Yesterday was my first time on the water since installing the new Ultrex 112 with I Pilot. I have a battle cruiser of a boat, Ranger Z520 and run Lowrance graphs, which are incompatible with Minnkota’s Link feature that works only with Hummingbird (which costs $200 more anyways.)
The first thing I had to do once on the water was to go through the calibration procedure for heading sensor, which consists of initiating the calibration sequence via the remote by completing two tight clockwise circles in the boat using the trolling motor. Easy. There is an additional calibration required if the heading sensor puck is not aligned perfectly, but mine is good enough. Now lets go fishing.
Living in Arizona, of course we can fish year round, but the bite definitely slows in the winter, which for me means a lot more jig fishing. When I purchased the Ultrex, I wasn’t sure how much I would use the remote, like many others who have considered not installing the heading sensor. My takeaway from my first trip is that the “spotlock and jog features,” which require the heading sensor, are the absolute best features on the new Ultrex.
Deployment and Return: It is amazing how easily a brand new trolling motor deploys and returns, that is a big back saver. The new Ultrex comes with a steel cable, which is far superior to the old poly cord they used, but it is about a foot too long, I will have to shorten it. For the first few months, I will physically need to make sure the unit is completely locked in the stow position when I move on the water, as I have a padded front deck and it will take a while for the stabilizer to create a nice divot in the pad so it seats properly each time.
The foot pedal is much easier to use than the Fortrex pedal, though it looks the same and functions the same, it certainly is like power steering. I use a stand up seat and had grown accustomed to a certain amount of pressure on my steering leg. What I discovered is that the Ultrex pedal turns with much less pressure, so I will need to change how much pressure I apply to the pedal. By the end of the day I was already getting used to it so my turns were much smoother. The pedal has activity lights that are easy to see so you can tell which features are active. In addition, there are also big buttons on the pedal that can activate the features instead of using the remote.

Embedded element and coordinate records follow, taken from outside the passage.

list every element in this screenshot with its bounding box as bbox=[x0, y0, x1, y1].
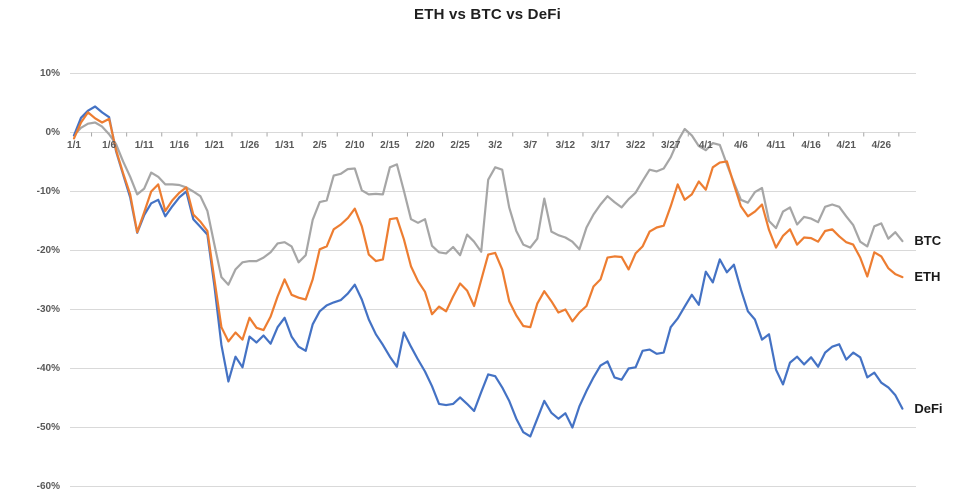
x-axis-label: 3/27 bbox=[660, 139, 681, 151]
y-axis-label: -30% bbox=[36, 303, 60, 315]
x-axis-label: 4/26 bbox=[871, 139, 892, 151]
series-line-eth bbox=[72, 111, 904, 343]
x-axis-label: 2/15 bbox=[380, 139, 400, 151]
x-axis-label: 4/16 bbox=[801, 139, 821, 151]
x-axis-label: 2/25 bbox=[450, 139, 470, 151]
y-axis-label: -20% bbox=[36, 244, 60, 256]
chart-title: ETH vs BTC vs DeFi bbox=[414, 6, 561, 23]
y-axis-label: 0% bbox=[45, 126, 60, 138]
x-axis-label: 4/11 bbox=[766, 139, 786, 151]
x-axis-label: 2/5 bbox=[312, 139, 327, 151]
x-axis-label: 1/16 bbox=[169, 139, 190, 151]
x-axis-label: 3/12 bbox=[555, 139, 576, 151]
x-axis-label: 4/6 bbox=[733, 139, 748, 151]
x-axis-label: 3/2 bbox=[488, 139, 503, 151]
x-axis-label: 3/22 bbox=[625, 139, 646, 151]
x-axis-label: 1/6 bbox=[102, 139, 117, 151]
series-label-btc: BTC bbox=[914, 233, 942, 249]
x-axis-label: 1/26 bbox=[239, 139, 260, 151]
y-axis-label: 10% bbox=[39, 67, 60, 79]
x-axis-label: 4/1 bbox=[698, 139, 713, 151]
series-label-eth: ETH bbox=[914, 269, 941, 285]
x-axis-label: 2/20 bbox=[415, 139, 435, 151]
x-axis-label: 3/17 bbox=[590, 139, 611, 151]
series-line-defi bbox=[72, 105, 904, 438]
y-axis-label: -60% bbox=[36, 480, 60, 492]
y-axis-label: -10% bbox=[36, 185, 60, 197]
x-axis-label: 4/21 bbox=[836, 139, 856, 151]
x-axis-label: 1/21 bbox=[204, 139, 225, 151]
y-axis-label: -50% bbox=[36, 421, 60, 433]
x-axis-label: 1/1 bbox=[67, 139, 81, 151]
x-axis-label: 1/11 bbox=[134, 139, 154, 151]
x-axis-label: 2/10 bbox=[345, 139, 365, 151]
y-axis-label: -40% bbox=[36, 362, 60, 374]
series-label-defi: DeFi bbox=[914, 400, 943, 416]
x-axis-label: 3/7 bbox=[523, 139, 538, 151]
series-line-btc bbox=[72, 121, 904, 286]
x-axis-label: 1/31 bbox=[274, 139, 295, 151]
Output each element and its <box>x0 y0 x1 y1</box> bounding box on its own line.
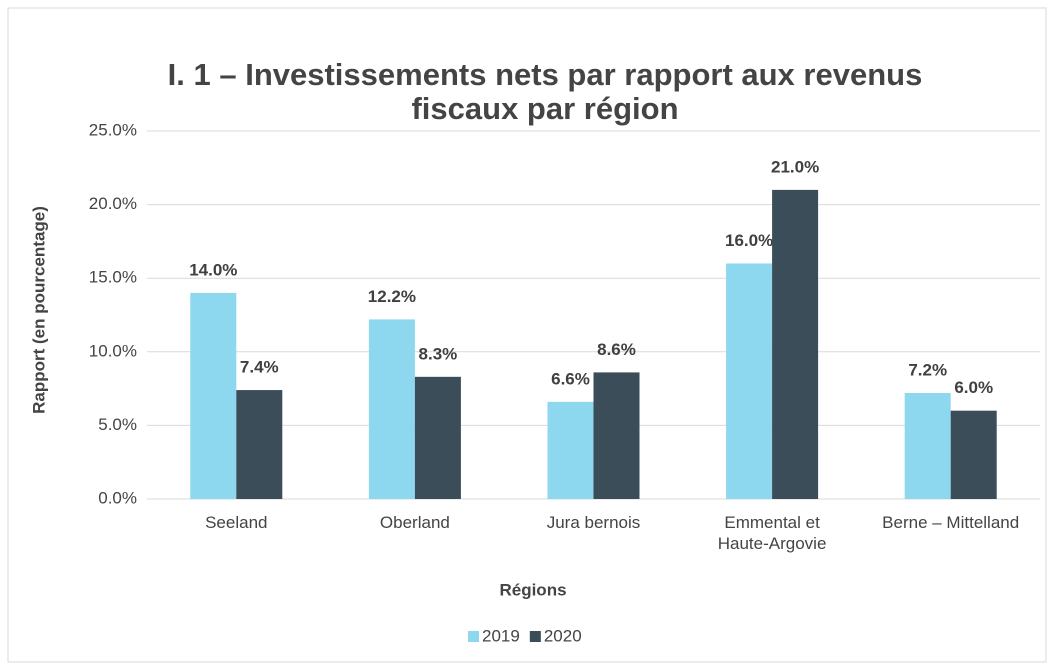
x-tick-label: Jura bernois <box>546 513 641 532</box>
data-label: 8.3% <box>419 344 458 363</box>
x-axis-title: Régions <box>499 580 566 599</box>
bar <box>726 263 773 499</box>
bar <box>593 372 640 499</box>
x-tick-label: Emmental et Haute-Argovie <box>717 513 827 553</box>
y-axis-title: Rapport (en pourcentage) <box>29 206 48 414</box>
data-label: 14.0% <box>189 260 237 279</box>
bar <box>772 189 819 499</box>
data-label: 7.4% <box>240 358 279 377</box>
bar <box>368 319 415 499</box>
chart-border <box>7 7 1047 663</box>
bar <box>904 393 951 499</box>
x-tick-label: Seeland <box>205 513 268 532</box>
data-label: 6.6% <box>551 369 590 388</box>
data-label: 16.0% <box>725 231 773 250</box>
legend-label: 2019 <box>482 626 520 645</box>
y-tick-label: 0.0% <box>98 488 137 507</box>
x-tick-label: Berne – Mittelland <box>882 513 1020 532</box>
bar <box>236 390 283 499</box>
bar <box>414 376 461 499</box>
legend-swatch <box>529 631 541 642</box>
y-tick-label: 5.0% <box>98 415 137 434</box>
data-label: 21.0% <box>771 157 819 176</box>
legend-label: 2020 <box>544 626 582 645</box>
chart-title: I. 1 – Investissements nets par rapport … <box>167 57 923 126</box>
data-label: 7.2% <box>908 361 947 380</box>
data-label: 6.0% <box>954 378 993 397</box>
bar <box>547 401 594 499</box>
y-tick-label: 20.0% <box>89 194 137 213</box>
y-tick-label: 15.0% <box>89 268 137 287</box>
data-label: 8.6% <box>597 340 636 359</box>
data-label: 12.2% <box>368 287 416 306</box>
bar <box>190 292 237 499</box>
y-tick-label: 10.0% <box>89 341 137 360</box>
x-tick-label: Oberland <box>379 513 450 532</box>
y-tick-label: 25.0% <box>89 120 137 139</box>
bar <box>950 410 997 499</box>
legend-swatch <box>468 631 479 642</box>
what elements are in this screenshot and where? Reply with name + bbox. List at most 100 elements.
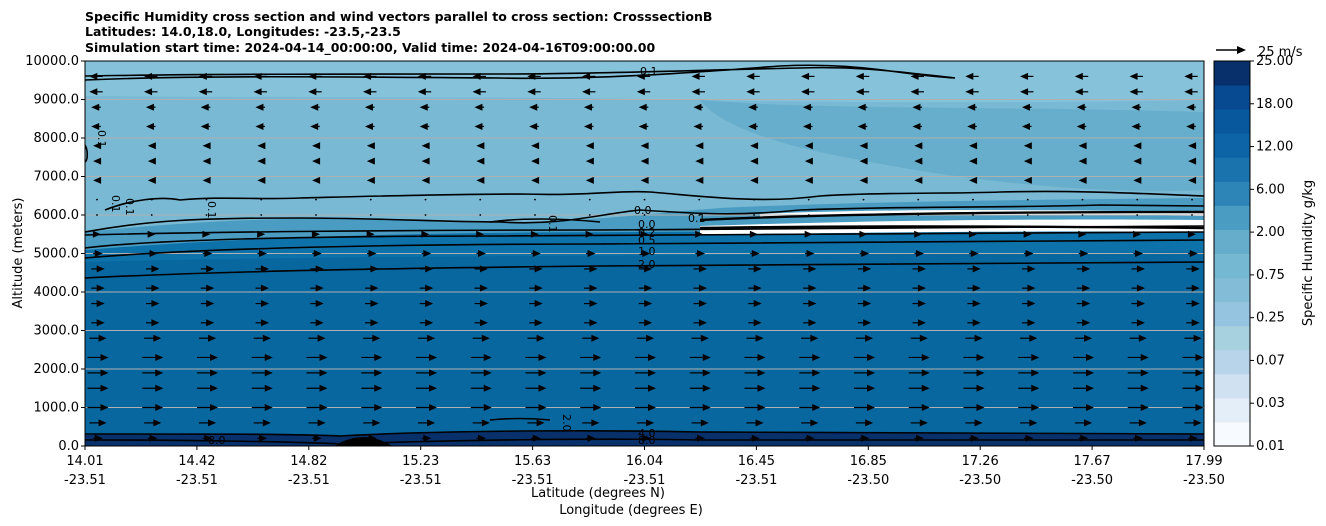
contour-0.0-b	[699, 225, 1204, 230]
wind-arrow	[306, 353, 328, 361]
wind-head	[96, 284, 105, 292]
wind-head	[921, 384, 930, 392]
wind-head	[1025, 434, 1034, 442]
wind-head	[1086, 353, 1095, 361]
wind-arrow	[89, 419, 107, 427]
wind-head	[1129, 72, 1138, 80]
wind-arrow	[1023, 176, 1032, 184]
wind-arrow	[910, 88, 924, 96]
wind-arrow	[585, 157, 594, 165]
wind-arrow	[753, 198, 755, 201]
wind-head	[1129, 88, 1138, 96]
wind-arrow	[1078, 142, 1087, 150]
wind-vectors	[87, 72, 1204, 442]
wind-arrow	[914, 230, 923, 238]
wind-arrow	[634, 353, 657, 361]
wind-head	[917, 319, 926, 327]
chart-title-line-3: Simulation start time: 2024-04-14_00:00:…	[85, 40, 655, 56]
wind-arrow	[1136, 198, 1139, 201]
wind-arrow	[147, 230, 156, 238]
wind-arrow	[470, 353, 492, 361]
wind-arrow	[585, 176, 594, 184]
wind-arrow	[529, 122, 539, 130]
wind-head	[364, 103, 373, 111]
wind-arrow	[251, 369, 273, 377]
wind-arrow	[963, 404, 985, 411]
wind-head	[479, 300, 488, 308]
wind-arrow	[967, 284, 981, 292]
wind-head	[1136, 265, 1145, 273]
wind-arrow	[695, 142, 704, 150]
wind-arrow	[912, 300, 926, 308]
wind-head	[311, 230, 320, 238]
wind-head	[587, 434, 596, 442]
contour-label: 0.0	[634, 204, 652, 217]
wind-head	[1133, 157, 1142, 165]
wind-head	[591, 419, 600, 427]
wind-arrow	[636, 334, 655, 342]
wind-arrow	[363, 419, 381, 427]
wind-calm-dot	[972, 198, 974, 201]
wind-arrow	[200, 300, 215, 308]
colorbar-tick-label: 0.07	[1256, 353, 1285, 368]
wind-head	[1023, 157, 1032, 165]
wind-head	[1080, 434, 1089, 442]
x-tick-label-lon: -23.51	[512, 473, 554, 488]
wind-head	[1184, 88, 1193, 96]
wind-head	[857, 122, 866, 130]
contour-2.0	[85, 261, 1204, 279]
quiver-key-arrowhead	[1237, 46, 1246, 54]
wind-arrow	[1186, 265, 1200, 273]
wind-arrow	[200, 284, 215, 292]
wind-head	[1140, 369, 1149, 377]
wind-arrow	[198, 88, 213, 96]
wind-arrow	[799, 384, 821, 392]
wind-arrow	[912, 319, 926, 327]
wind-arrow	[855, 88, 870, 96]
wind-head	[1027, 300, 1036, 308]
wind-calm-dot	[96, 198, 98, 201]
wind-arrow	[421, 434, 432, 442]
wind-arrow	[908, 384, 930, 392]
contour-1.0	[85, 239, 1204, 259]
wind-head	[1025, 250, 1034, 257]
wind-arrow	[198, 72, 213, 80]
wind-calm-dot	[1136, 214, 1139, 216]
wind-head	[483, 404, 492, 411]
wind-arrow	[1072, 369, 1095, 377]
wind-arrow	[366, 157, 375, 165]
wind-head	[531, 157, 540, 165]
wind-arrow	[744, 369, 766, 377]
wind-head	[593, 384, 602, 392]
wind-arrow	[1022, 265, 1036, 273]
wind-head	[1135, 434, 1144, 442]
wind-arrow	[580, 369, 602, 377]
wind-arrow	[855, 419, 874, 427]
wind-head	[206, 284, 215, 292]
contour-label: 2.0	[560, 414, 573, 432]
contour-label: 0.0	[638, 218, 656, 231]
wind-head	[702, 353, 711, 361]
colorbar: 0.01 0.03 0.07 0.25 0.75 2.00 6.00 12.00 18.00 25…	[1213, 54, 1293, 454]
wind-head	[479, 265, 488, 273]
contour-2.0-surface	[489, 417, 551, 421]
wind-arrow	[640, 176, 649, 184]
wind-head	[259, 434, 268, 442]
wind-arrow	[93, 250, 103, 257]
wind-arrow	[853, 353, 876, 361]
wind-head	[1021, 122, 1030, 130]
wind-arrow	[205, 214, 208, 216]
wind-arrow	[695, 434, 706, 442]
wind-arrow	[638, 122, 649, 130]
wind-head	[589, 319, 598, 327]
wind-arrow	[257, 142, 266, 150]
wind-head	[481, 334, 490, 342]
wind-arrow	[859, 434, 870, 442]
wind-head	[974, 419, 983, 427]
wind-head	[425, 319, 434, 327]
wind-head	[100, 369, 109, 377]
wind-arrow	[580, 353, 602, 361]
wind-arrow	[857, 265, 872, 273]
wind-arrow	[255, 122, 266, 130]
wind-arrow	[855, 334, 874, 342]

The bite was a little slow so decided to do some jig fishing, so I pulled up on a point and decided to give spotlock a try. I nosed the boat into the point and activated spot lock through the remote, the Ultrex chirped a couple of times letting me know it was activated, and then the unit came to life and proceeded to maintain my water position. There was not much wind so it was only a minor test on the unit, but every once in a while the head would automatically turn and run the prop to push the bow of the boat back to its original position. After admiring the unit for a couple of minutes, it was time to get to fishing. I wanted to back off the point a bit, so I used the jog feature by pressing one of the 4 direction buttons, and the unit directed the boat slowly back off the point, 5 feet at a time. By now the wind had swung the stern of the boat around so it was parallel with the bank, so I walked to the back of the boat in order to fish some water that was now 21 feet closer. After working this area for a bit, while still at the back of the boat, I used the remote to once again jog the boat a few feet. Awesome! You are certain to lose a few jigs in the rocks, which I did, but with spotlock “on” I was able to retie without fear of the boat being blown into the bank. Super! I decided to move further down the bank at a quicker pace, so I simply stepped on the pedal and spotlock was immediately deactivated.
I am usually slow to buy the latest gadgets, as there are usually bugs that need to be worked out, or maybe it doesn’t provide the benefits I thought it would (Spotlight transducer). But I have to say the Ultrex, though pricey ($2200), is absolutely awesome. And no I am not a Minnkota sponsored fisherman.